Malgré le florilège d’études et de rapports, la situation reste fragile et la profession est légitimement inquiète pour sa survie.

En effet, quel que soit le stade de production où intervient la mortalité, il engendre une perte de production, donc une perte de ressources.

Je poursuis avec les huîtres issues de milieu naturel ou d’écloseries. La production est quasi équivalente selon les origines et, actuellement, près de 80 % des producteurs font appel aux produits issus d’écloseries.

L’élevage des huîtres depuis la création du naissain jusqu’à la mise sur le marché se pratique de manière différente selon les bassins et les acteurs du métier. Certains procèdent au captage en milieu naturel puis assurent l’élevage dans le même milieu.

En revanche, il n’est pas rare, quelle que soit l’origine du captage, que le naissain soit envoyé en pré-grossissement dans un autre bassin, en France ou à l’étranger, revienne chez un autre éleveur pour atteindre la taille marchande et termine son périple dans un dernier bassin où, après trois mois d’immersion, les huîtres seront vendues sous l’appellation de ce dernier bassin ou de la marque que lui apposera le dernier éleveur.

Pour les huîtres diploïdes d’écloserie, les fonctions de reproduction sont assurées dans les écloseries, qui vendront ensuite les naissains. C’est en relation avec ce milieu que l’IFREMER travaille notamment au renforcement des capacités de résistance de sujets pour faire face aux difficultés que je viens d’évoquer. C’est pour cette raison que la filière dite traditionnelle exprime ses craintes quant à l’utilisation de produits antibactériens et au rejet d’effluents. La réglementation existante, les contrôles et les certifications devraient lever ces inquiétudes.

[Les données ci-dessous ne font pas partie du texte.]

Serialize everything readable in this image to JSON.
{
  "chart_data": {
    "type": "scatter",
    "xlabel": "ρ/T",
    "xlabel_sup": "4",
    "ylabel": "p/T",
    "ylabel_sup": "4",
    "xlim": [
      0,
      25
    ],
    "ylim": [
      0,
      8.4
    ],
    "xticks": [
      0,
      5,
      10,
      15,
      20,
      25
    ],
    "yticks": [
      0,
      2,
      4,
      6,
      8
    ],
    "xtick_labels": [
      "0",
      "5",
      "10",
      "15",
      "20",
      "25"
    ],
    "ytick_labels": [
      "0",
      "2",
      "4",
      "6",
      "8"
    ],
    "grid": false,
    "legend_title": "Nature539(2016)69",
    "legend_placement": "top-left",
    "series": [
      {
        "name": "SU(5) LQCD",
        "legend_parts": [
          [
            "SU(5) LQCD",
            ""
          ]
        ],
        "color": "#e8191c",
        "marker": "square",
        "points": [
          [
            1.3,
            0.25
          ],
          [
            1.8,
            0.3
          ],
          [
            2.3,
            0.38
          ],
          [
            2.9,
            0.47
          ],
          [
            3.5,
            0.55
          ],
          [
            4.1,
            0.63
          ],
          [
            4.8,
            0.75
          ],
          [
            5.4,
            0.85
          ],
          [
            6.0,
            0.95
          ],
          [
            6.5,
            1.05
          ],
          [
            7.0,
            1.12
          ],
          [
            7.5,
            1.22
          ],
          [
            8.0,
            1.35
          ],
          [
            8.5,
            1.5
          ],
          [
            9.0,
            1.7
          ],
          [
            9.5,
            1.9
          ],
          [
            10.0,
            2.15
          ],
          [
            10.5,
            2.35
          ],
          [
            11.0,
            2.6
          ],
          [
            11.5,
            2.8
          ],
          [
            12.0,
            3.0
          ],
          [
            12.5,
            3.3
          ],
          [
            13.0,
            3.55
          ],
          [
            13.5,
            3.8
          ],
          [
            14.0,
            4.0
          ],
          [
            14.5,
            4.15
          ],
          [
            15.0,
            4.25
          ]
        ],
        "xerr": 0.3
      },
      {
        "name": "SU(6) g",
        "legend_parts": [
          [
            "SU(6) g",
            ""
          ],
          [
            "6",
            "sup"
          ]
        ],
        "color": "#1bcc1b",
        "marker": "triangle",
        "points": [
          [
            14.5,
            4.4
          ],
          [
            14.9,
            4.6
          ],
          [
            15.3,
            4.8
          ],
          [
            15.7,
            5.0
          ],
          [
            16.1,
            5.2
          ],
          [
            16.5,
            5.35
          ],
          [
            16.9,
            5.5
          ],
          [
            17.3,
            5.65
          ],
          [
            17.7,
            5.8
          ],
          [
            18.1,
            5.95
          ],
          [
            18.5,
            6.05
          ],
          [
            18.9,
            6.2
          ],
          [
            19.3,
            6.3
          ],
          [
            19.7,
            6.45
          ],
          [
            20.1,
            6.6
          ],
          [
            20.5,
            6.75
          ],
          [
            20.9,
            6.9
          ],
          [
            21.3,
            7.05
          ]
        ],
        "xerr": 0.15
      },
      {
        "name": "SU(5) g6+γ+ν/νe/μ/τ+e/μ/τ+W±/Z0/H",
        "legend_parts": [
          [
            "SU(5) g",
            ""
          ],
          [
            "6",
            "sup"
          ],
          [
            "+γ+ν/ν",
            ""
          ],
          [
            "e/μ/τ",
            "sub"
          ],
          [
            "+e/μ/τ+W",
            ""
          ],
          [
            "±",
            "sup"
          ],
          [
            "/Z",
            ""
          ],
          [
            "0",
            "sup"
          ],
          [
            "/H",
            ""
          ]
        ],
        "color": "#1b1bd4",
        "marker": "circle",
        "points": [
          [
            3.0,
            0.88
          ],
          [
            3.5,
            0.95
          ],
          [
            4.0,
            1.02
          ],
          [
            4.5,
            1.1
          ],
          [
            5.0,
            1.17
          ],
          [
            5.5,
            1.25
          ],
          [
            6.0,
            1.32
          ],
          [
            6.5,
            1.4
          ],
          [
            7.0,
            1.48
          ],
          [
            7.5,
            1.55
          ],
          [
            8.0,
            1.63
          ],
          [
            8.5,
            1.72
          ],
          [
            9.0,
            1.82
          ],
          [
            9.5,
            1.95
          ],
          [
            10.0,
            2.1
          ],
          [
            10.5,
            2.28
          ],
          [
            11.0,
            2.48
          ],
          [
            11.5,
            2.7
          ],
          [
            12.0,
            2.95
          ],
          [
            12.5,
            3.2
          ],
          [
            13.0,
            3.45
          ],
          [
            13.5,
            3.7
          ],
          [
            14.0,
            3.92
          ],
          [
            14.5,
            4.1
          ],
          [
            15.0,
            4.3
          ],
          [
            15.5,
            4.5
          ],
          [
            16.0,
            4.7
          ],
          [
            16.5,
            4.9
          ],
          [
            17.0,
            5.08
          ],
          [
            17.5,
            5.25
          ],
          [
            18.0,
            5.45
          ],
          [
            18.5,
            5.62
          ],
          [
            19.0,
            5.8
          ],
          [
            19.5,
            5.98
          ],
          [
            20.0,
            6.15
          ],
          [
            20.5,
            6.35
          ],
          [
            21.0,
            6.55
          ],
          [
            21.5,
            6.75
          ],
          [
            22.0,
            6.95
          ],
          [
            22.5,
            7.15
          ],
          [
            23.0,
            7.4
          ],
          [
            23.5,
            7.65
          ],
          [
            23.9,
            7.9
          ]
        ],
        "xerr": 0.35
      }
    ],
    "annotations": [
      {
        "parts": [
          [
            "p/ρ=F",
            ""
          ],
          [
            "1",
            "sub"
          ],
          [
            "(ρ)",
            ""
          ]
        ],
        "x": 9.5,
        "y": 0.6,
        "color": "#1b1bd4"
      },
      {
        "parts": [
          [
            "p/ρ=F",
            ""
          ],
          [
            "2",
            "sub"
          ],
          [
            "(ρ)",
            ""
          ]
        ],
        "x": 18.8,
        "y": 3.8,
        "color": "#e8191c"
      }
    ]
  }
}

S’agissant des huîtres triploïdes d’écloserie, je tiens à rappeler que ces organismes vivants ne sont pas des OGM. Les craintes manifestées par la profession et reformulées par les initiateurs de notre débat, si elles sont légitimes au regard des risques supputés, ne trouvent pas à ce jour de confirmation dans les différents rapports d’étude. À la fin de l’année 2014, l’Agence nationale de sécurité sanitaire de l’alimentation, de l’environnement et du travail, l’ANSES, a confirmé l’innocuité de ces huîtres pour le consommateur et l’absence de risque pour l’environnement.

J’en viens à la question de l’étiquetage. En s’appuyant sur les dispositions de la loi n° 2014–344 du 17 mars 2014 relative à la consommation et sur la suggestion de certains ostréiculteurs, il a été demandé d’imposer un étiquetage différenciant les huîtres issues de captage et d’élevage naturel des huîtres issues d’écloseries, et surtout des huîtres triploïdes. Les débats ont cependant fait ressortir que, les huîtres triploïdes n’étant pas classées parmi les OGM, cette demande n’était pas recevable. Notons également que le Comité national de la conchyliculture, le CNC, n’est favorable ni à une labellisation ni à un étiquetage réglementé.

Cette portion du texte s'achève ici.